WASHINGTON — During the Easter holiday, Nicolette Barbour, 27, prepared for a family trip to Orlando.
She packed travel sized toiletries, clothes for warm weather, and a detangling comb in her carry-on. She slipped off her shoes and jacket and completely pushed her belongings onto the conveyer belt before stepping through the full body scanner. By all accounts, she was the ideal traveler, but on the other side of the scanner, Barbour was selected for additional screening.
“[The agents] made it seem all very routine,” Barbour said, “With gloved hands, they probed my afro for anything that could pose a ‘threat’…What could be threatening about my ‘fro still escapes me.”
Barbour is not the only one asking this question. Black women are subjected to routine hair pat-downs by Transport Security Administration (TSA) agents across the country. More often than not their grievances go unresolved and unacknowledged, but after filing two separate complaints, the American Civil Liberties Union and TSA reached an agreement on March 26; the agency will conduct updated training for TSA agents with specific consideration for black women with natural hair.
The agreement comes as welcomed relief to Barbour.

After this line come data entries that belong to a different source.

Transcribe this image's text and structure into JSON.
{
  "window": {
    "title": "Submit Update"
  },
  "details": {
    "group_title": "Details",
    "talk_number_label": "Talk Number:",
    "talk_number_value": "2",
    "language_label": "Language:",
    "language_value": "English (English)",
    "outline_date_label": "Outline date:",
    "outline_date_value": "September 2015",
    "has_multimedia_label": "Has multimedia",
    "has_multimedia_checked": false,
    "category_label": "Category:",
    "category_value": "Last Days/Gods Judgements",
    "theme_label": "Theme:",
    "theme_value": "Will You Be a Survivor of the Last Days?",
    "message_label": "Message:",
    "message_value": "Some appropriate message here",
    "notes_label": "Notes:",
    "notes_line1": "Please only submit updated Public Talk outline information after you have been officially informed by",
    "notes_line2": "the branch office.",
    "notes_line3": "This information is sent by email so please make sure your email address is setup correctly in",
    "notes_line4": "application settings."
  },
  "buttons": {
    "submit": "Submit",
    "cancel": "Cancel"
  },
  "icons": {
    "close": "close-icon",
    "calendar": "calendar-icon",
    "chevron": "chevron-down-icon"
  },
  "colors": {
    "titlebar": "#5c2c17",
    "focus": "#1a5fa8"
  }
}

“It’s more of an inconvenience than anything,” Barbour said, “Besides Pam Grier, name one black girl who has been able to smuggle more than a couple of pieces of lint in her fro.”
Novella Coleman, Staff Attorney with the ACLU of Northern California, agrees.
“The humiliating experience of countless black women who are routinely targeted for hair pat-downs because their hair is 'different' is not only wrong, but also a great misuse of TSA agents' time and resources,” Coleman said.
Coleman filed her first complaint in 2012 and will oversee the retraining of TSA agents moving forward. However, it was not Coleman’s initial complaint that prompted change from TSA. It was her client’s, Malaika Singleton, Ph.D., who, when stopped on her way out of, and into, the country, filed the second complaint that built a solid case for natural hair.
Singleton, a neuroscientist, wears her hair in sisterlocks that rest at her shoulders. Instead of probing, TSA agents squeezed the length of her hair, from top to bottom.
“The first time I was shocked, I felt violated,” Singleton said.
Together, the two women have lawfully pressured TSA into reimagining their screening process, a feat even Solange Knowles, Gabrielle Union, and Melissa Harris-Perry can’t claim, though they have all been vocal about the procedure in recent years.
“I hope that this agreement and the proposed trainings will lead to a more equitable treatment of all travelers throughout the U.S.,” Singleton said.
In a letter to Coleman, TSA confirms that the new training will stress race neutrality with special attention to black female travelers.
TSA’s official statement reads, “Racial profiling is not tolerated by TSA. Not only is racial profiling prohibited under [The Department of Homeland Security] and agency policy, but it is also an ineffective security tactic.”
Clad in waist length braids, Barbour returned home from her weekend getaway. After passing through the full-body scanner, she was selected for additional screening, again.
“I almost wish they would just ask to play in my hair,” Barbour said, “The ‘impending threat to society’ jig is up.”